Penn State has collaborated with the College of Menominee Nation for several years under the Network for Sustainable Climate Risk Management (SCRiM) project, directed by Keller.

"They have this ethos that this resource basically has to sustain them in perpetuity," said Robert Nicholas, who recently visited the nation through SCRiM. "The forest is built into the tribe's stories about themselves, their history."

The new funding will allow Penn State's partnership with the Menominee to continue, and will help researchers better understand how tribal values and customs inform the types of decisions the nation will face due to a changing climate.

"College of Menominee Nation is one of 37 Tribal Colleges and Universities that serve tribal nations in the U.S," Caldwell said. The ability to evaluate applicable and effective tools and resources for tribal decision-making is a role that TCUs must continue to develop on behalf of their communities and other tribal communities. This project will develop more options for tribal decision-makers to consider as they plan a future for our people, community and forest. It will also provide opportunities that will provide opportunities for our students to develop into our future scientists, managers, and leaders."

Working with project partners Robert Scheller and Melissa Lucash at Portland State University, the team will simulate the impacts of management strategies under different future climate conditions, and see how biodiversity and economic factors will be impacted.

"We analyze how well different management strategies achieve a wide range of objectives in the face of climate and other uncertainties," Keller said. "This is a hard and important problem."

The team will partner with the Menominee to better understand how their tribal values inform the types of decision choices that concern them. This will ensure that the project's research is focused on the knowledge the Menominee need to make the decisions that matter to them.

The project also has a virtual reality component led by Klippel. State-of-the-art 3-D and 4-D virtual reality images will allow stakeholders to visualize forests of the future.

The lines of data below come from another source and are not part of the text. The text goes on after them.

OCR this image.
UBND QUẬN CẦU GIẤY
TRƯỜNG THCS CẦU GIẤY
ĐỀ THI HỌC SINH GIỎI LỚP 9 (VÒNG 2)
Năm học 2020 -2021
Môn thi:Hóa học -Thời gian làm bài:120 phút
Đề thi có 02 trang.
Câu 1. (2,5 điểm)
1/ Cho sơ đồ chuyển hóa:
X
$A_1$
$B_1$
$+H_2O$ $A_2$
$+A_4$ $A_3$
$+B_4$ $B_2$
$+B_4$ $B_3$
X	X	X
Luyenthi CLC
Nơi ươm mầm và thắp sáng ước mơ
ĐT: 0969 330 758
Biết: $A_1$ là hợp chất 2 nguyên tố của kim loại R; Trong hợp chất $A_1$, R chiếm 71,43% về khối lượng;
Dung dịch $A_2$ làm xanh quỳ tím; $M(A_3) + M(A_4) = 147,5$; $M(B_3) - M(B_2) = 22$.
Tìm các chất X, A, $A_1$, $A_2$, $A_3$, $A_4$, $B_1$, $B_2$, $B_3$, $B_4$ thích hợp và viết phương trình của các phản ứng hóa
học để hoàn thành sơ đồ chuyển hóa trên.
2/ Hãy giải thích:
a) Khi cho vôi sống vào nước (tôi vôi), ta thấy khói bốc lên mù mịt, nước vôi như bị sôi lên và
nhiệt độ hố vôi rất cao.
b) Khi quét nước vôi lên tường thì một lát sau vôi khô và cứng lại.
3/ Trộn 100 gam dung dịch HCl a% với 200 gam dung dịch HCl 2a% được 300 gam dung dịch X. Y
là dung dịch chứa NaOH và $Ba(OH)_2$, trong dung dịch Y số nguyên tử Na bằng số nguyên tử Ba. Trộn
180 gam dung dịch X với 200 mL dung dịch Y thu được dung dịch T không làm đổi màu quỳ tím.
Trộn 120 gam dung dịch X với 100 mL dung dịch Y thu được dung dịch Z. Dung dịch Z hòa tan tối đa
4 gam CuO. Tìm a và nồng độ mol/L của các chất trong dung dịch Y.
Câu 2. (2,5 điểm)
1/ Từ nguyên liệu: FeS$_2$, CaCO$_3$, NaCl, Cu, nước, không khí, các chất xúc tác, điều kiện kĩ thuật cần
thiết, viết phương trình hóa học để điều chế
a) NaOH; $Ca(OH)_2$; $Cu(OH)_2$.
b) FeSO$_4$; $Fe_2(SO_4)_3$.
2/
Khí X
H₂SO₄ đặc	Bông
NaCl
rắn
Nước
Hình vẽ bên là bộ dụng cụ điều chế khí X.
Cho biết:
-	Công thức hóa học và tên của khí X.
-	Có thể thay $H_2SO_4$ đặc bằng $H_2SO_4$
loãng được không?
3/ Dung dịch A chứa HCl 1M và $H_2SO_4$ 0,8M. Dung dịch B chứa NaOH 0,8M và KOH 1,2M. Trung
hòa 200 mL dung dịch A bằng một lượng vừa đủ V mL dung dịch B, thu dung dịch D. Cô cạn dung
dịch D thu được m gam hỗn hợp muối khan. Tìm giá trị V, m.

"Environmental decision-making is going through a paradigm shift, from communicating with maps and graphs to VR and 3D modeling," Klippel said. "This allows us to ground our scenarios in experiential landscapes, enabling stakeholders, scientists, and interested participants to witness potential effects of climate change first."

Using the technology, the team can study issues like how dramatically a landscape must change for participants to notice, and how being immersed in a climate-change scenario impacts values.

"Maybe the forest looks similar, except the species are different," Smithwick said. "Now imagine that perhaps that missing species was one from which you used to harvest berries when you were growing up. For you, that would be a big loss. We are hoping that being in the virtual environment helps people perceive the loss in a different, more visceral way."

The project is one of 11 selected for CNH funding this year. The grants, which totaled $16.7 million, support research into complex interactions between humans and natural systems, according to the NSF.